Anneke zit op de gang te wachten tot ze aan de beurt is. Ze wordt opgeroepen door de diëtiste en ze mag gaan zitten in de spreekkamer. De diëtiste pakt een map, en begint te schrijven en vraagt: ‘Hoe gaat het?’
‘Goed.’
‘Heb je goed je best gedaan afgelopen maand?’
‘Ja.’
‘Wat eet je zoal op een dag?’
‘’s Morgens twee snee mik met jam, ’s middags twee snee mik met vlees en ’s avonds drie piepers, schepje groente en vlees.’
‘Keurig hoor, en ben je ook aangekomen?’
‘Dat weet ik niet.’
‘Dan zullen we maar even wegen, kom hier maar op de weegschaal staan.’
Anneke gaat op de weegschaal staan en de diëtiste noteert het gewicht bij de net opgeschreven antwoorden.
‘Toch weer een beetje aangekomen, dat is nou jammer. Je weet toch dat die aardappelen maar zo groot mogen zijn?’ De diëtiste maakt met haar hand een cirkeltje om de grootte van de aardappel aan te geven.
‘Ja hoor, dat weet ik heel goed.’
‘Nou dan zie ik je weer over een maand, tot dan.’
De diëtiste brengt Anneke naar de deur en ze mag vertrekken.

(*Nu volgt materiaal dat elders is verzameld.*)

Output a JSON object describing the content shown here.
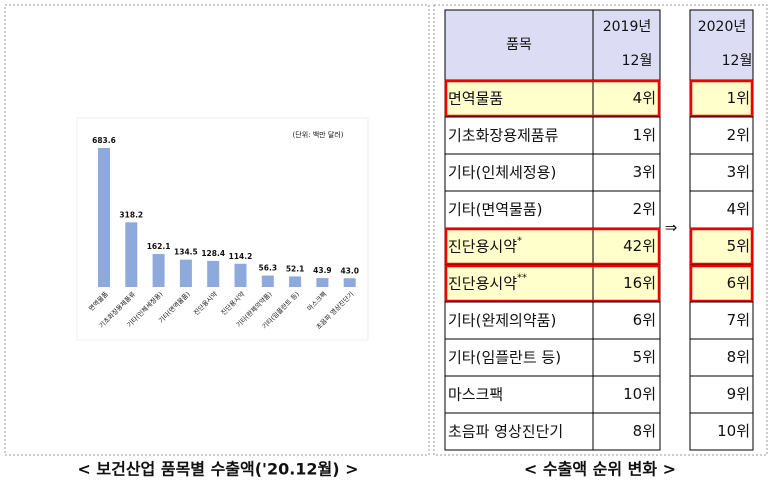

Zo ging het maand in maand uit. Het gewicht nam gestaag toe en het enige wat Anneke er kwam doen is vragen beantwoorden met sociaal gewenste antwoorden. De diëtiste ging nooit ergens op in, gaf nooit echt raad en eigenlijk was dit verspilde tijd, want die antwoorden klopten natuurlijk voor geen meter.
Ik zag dus ook totaal het nut er niet van in. Dus werd het een ander gesprek toen ik me ermee ging bemoeien.
We zitten op de gang te wachten tot Anneke aan de beurt is. Ze wordt opgeroepen door de diëtiste en we mogen gaan zitten. De diëtiste pakt een map, en begint te schrijven en vraagt: ‘Hoe gaat het?’
‘Goed.’
‘Heb je goed je best gedaan afgelopen maand?’
‘Ja.’
‘Wat eet je zoal op een dag?’
‘’s Morgens twee snee mik met jam, ’s middags twee snee mik met vlees en ’s avonds drie piepers, schepje groente en vlees.’
‘Ik wil hier even op inhaken,’ zeg ik. ‘Hebt u weleens gevraagd hoeveel ze op haar brood doet, als we het hebben over de jam?’
De vrouw kijkt me verbaasd aan. ‘Ik ga ervan uit dat ze weet hoeveel,’ zegt ze.
‘O, ze weet precies hoeveel, maar hebt u zich nooit afgevraagd waarom ze steeds een beetje aankomt, want met hetgeen ze opsomt zou ze juist moeten afvallen,’ geef ik aan.
De vrouw raakt van slag en vraagt haar: ‘Hoeveel doe je erop?’
‘Een bietje,’ zegt Anneke in het dialect.
‘Nou,’ zegt de vrouw en kijkt mij triomfantelijk aan. ‘Dat is toch helemaal goed.’
‘Klopt,’ zeg ik. ‘Als het waar zou zijn, maar hebt u nou nog niet door dat hier continu sociaal gewenste antwoorden worden gegeven? Daar behoort u naar te kijken, want ze komt aan en u bent een diëtiste.’
‘Hoeveel doet ze er dan op?’ vraagt ze.
‘Anneke gebruikt ongeveer vier grote potten jam per week, dus reken maar uit,’ antwoord ik.
Verschrikt kijkt ze me aan.
‘En dan heb ik het nog niet over de rest.’ Ik kijk haar aan en vraag: ‘Kunt u mij uitleggen wat voor betekenis het heeft dat ze elke maand hier komt?’
De diëtiste loopt rood aan en kan me geen fatsoenlijk antwoord geven.
‘Kom,’ zeg ik tegen Anneke. ‘Hier zie ik het nut niet van in, behalve het spekken van een bankrekening, terwijl jij geen cent te makken hebt. Ik wens u nog een goede middag, maar dit was de laatste keer dat we hier zijn geweest. Bedankt voor de medewerking en tot ziens.’